ULYSSE à PÉNÉLOPE
Je cultive ma paresse curieuse entre terre et ciel. Le drapeau de ma peau flotte dans le vent. Et la pluie monotone m’abreuve de son chant. Quand ce n’est pas les rayons stridents du Soleil où les ombres geignant de la Lune, le chemin va par là où me mènent mes pas reniflant la route. Et je cherche le nez dans l’air des fumées hospitalières, évite les chiens aux aboiements crevés et les serpents déviants les routes.
J’ai quitté le ventre de la mer, chassé par les dragons de l’atmosphère pour chercher un autre refuge à ma faim, une étape dans mon exil obligé, chargé d’un compagnon au cœur lourd mais au cerveau léger. Ce compagnon qui me sert mes habitudes; compagnon qui partage l’incertaine vision de l’avant et de l’après. Quand je me tais pour ne plus entendre ce compagnon attachant, je compte sur l’espérance familière qui comblera mon ennui.
Je vais au remède mais pas sans l’aide d’un ami plus que parfait et que j’aime déjà plus que moi. Qui me soignera de cette santé sacrifiée à la joie quand la peine dans mes souliers n’entre pas, qui, d’un pas léger me tirera par le bout des doigts pour le grand saut au-dessus des ombres du vertige? Une des muses aux neuf vies m’emportera loin de ce compagnon de combat pour une paix chargée d’appâts et de joyaux qui me régaleront jusqu’à l’ultime. Et alors seulement après l’amère défaite, je me souviendrai de ce compagnon d’équipage pour renaître matelot aux yeux de ta fenêtre. Mon bateau entrera dans ton port et quand je baisserai mes voiles, tu relèveras le tien.
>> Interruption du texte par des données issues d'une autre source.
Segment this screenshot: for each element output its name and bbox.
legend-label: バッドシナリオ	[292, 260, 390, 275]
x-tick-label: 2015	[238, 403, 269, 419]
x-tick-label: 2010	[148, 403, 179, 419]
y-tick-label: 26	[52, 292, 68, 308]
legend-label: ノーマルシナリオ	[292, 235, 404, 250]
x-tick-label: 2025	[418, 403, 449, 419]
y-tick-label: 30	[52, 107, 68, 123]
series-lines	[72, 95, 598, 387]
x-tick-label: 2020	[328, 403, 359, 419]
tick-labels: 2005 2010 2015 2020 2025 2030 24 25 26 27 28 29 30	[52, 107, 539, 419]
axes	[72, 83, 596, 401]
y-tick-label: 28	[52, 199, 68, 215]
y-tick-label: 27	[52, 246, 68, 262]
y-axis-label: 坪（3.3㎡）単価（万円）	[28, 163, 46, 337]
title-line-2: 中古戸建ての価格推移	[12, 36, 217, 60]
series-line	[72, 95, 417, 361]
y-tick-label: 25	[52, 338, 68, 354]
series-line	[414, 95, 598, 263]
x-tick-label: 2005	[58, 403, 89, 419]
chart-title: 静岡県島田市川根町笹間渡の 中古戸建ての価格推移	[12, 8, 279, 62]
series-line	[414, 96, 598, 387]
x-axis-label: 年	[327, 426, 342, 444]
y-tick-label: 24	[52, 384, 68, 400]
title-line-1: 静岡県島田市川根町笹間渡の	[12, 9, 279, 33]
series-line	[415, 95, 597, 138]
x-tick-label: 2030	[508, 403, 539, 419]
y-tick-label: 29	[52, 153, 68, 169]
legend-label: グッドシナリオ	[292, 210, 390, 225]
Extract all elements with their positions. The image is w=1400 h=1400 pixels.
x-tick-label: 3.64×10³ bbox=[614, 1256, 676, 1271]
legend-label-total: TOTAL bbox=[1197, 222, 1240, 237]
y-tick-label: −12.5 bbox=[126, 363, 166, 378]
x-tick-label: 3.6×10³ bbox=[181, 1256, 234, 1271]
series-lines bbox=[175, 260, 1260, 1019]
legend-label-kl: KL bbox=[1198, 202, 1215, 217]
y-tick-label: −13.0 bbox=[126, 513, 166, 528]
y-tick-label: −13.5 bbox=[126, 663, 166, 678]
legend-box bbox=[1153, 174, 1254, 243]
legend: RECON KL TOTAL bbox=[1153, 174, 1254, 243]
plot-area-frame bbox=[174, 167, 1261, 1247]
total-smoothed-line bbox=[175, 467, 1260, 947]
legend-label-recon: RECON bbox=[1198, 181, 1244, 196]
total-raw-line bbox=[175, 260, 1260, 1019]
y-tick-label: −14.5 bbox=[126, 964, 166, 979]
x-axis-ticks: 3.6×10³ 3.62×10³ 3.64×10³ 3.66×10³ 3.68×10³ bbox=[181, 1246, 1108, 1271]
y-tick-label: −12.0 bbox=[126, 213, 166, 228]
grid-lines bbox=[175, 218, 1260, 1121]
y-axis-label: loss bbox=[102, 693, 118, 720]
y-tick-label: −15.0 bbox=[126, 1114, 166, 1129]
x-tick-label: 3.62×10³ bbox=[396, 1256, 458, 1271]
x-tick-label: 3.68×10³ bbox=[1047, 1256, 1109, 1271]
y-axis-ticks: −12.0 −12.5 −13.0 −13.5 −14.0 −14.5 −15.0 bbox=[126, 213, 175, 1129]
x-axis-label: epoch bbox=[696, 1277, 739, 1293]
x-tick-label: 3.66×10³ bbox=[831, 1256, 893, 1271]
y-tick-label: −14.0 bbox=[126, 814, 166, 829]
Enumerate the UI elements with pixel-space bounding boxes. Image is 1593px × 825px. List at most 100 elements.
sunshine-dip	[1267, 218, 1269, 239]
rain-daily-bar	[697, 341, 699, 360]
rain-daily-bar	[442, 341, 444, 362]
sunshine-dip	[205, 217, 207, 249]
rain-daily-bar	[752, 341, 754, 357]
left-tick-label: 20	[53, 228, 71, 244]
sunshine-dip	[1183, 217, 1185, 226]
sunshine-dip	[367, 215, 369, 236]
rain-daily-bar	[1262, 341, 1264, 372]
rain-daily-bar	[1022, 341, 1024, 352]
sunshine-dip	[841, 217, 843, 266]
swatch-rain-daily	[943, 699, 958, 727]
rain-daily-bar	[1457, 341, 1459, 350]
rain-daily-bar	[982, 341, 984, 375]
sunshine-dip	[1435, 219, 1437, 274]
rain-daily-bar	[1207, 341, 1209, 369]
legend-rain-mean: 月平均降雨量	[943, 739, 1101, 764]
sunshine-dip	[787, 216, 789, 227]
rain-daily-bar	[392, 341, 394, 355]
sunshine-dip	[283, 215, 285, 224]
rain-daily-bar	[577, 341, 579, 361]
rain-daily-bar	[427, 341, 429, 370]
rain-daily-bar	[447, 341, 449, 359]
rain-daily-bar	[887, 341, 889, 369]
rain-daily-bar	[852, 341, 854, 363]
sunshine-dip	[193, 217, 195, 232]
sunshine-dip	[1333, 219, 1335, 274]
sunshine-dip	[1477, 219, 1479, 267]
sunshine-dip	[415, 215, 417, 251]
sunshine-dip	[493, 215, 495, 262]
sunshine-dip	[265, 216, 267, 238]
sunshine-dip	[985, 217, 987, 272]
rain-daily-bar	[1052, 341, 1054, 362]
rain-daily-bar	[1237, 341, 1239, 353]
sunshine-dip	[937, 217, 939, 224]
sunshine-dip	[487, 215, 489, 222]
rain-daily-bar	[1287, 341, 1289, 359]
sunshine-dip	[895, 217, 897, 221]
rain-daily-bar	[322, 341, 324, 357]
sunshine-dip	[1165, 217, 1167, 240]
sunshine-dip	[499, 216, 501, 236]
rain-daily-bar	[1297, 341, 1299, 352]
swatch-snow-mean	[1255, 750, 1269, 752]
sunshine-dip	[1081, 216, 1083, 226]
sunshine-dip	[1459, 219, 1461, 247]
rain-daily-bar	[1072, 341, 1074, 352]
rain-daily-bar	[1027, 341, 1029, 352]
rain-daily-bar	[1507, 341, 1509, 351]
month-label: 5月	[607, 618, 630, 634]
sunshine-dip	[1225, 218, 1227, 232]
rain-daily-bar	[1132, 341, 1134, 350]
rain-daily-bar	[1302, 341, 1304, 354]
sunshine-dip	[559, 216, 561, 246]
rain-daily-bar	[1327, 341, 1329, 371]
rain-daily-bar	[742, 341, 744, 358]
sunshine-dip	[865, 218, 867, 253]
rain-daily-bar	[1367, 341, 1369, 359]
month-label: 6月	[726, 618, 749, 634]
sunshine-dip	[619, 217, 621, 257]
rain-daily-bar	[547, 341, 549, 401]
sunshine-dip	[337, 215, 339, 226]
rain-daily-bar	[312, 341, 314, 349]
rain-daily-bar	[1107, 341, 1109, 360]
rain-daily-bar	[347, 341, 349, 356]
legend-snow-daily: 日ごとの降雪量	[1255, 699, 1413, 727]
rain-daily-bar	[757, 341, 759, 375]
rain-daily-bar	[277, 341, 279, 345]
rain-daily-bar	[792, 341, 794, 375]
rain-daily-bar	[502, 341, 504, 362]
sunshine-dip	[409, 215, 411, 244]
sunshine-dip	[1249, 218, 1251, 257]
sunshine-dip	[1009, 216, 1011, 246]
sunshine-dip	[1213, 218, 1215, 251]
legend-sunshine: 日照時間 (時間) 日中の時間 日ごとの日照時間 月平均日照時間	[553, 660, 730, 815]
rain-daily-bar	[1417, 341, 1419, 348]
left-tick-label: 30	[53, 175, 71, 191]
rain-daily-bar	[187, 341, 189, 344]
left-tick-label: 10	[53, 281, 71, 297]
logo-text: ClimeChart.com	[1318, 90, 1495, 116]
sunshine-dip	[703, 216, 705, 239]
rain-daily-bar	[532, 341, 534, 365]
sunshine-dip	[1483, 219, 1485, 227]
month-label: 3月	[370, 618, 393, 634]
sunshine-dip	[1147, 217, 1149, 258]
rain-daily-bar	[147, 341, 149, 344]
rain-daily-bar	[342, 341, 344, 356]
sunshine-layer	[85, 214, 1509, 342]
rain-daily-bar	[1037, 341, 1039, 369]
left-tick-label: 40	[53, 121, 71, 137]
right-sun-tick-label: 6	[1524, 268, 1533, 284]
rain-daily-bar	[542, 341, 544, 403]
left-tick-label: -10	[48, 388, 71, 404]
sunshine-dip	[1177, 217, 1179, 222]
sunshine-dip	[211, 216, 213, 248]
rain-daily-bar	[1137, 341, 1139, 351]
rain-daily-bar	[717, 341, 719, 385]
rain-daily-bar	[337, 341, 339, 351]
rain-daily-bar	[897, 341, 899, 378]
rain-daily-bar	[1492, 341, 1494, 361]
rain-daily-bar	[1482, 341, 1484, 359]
(Évidemment ce texte cache son secret, c'est une métaphore composée d'une paraphrase et destiné à ceux qui sont dignes de recevoir le secret parce qu'ils sont les fins lecteurs de l'Humanité. Ici, je ne pouvais parler dans le langage du commun car il est des vérités en mouvement qu'on ne peut exposer ni à tout venant, ni au sentiment des foules. La confusion maladive des esprits grossiers est toujours prête à détruire ce qu'elle ne comprend pas, par la simple raison que sa raison de masse est la violence comme état sous-jacent son apparente paix. Nous écrivons nos meilleures œuvres pendant les trêves et conjuguons nos verbes pour échapper à la menace permanente de la sédition - contre l’art ou la science, du premier imbécile nommé censeur. Quant au vulgaire littérateur spécialiste de justice inquisitrice et rédhibitoire, il trouverait là les moyens pour extorquer des preuves à l’improbable et recommander le châtiment exemplaire contre l’auteur de ces mots maladroits qui confondent les poètes déserteurs dans leur irrévérence devant les mausolées des académies et les uniformes).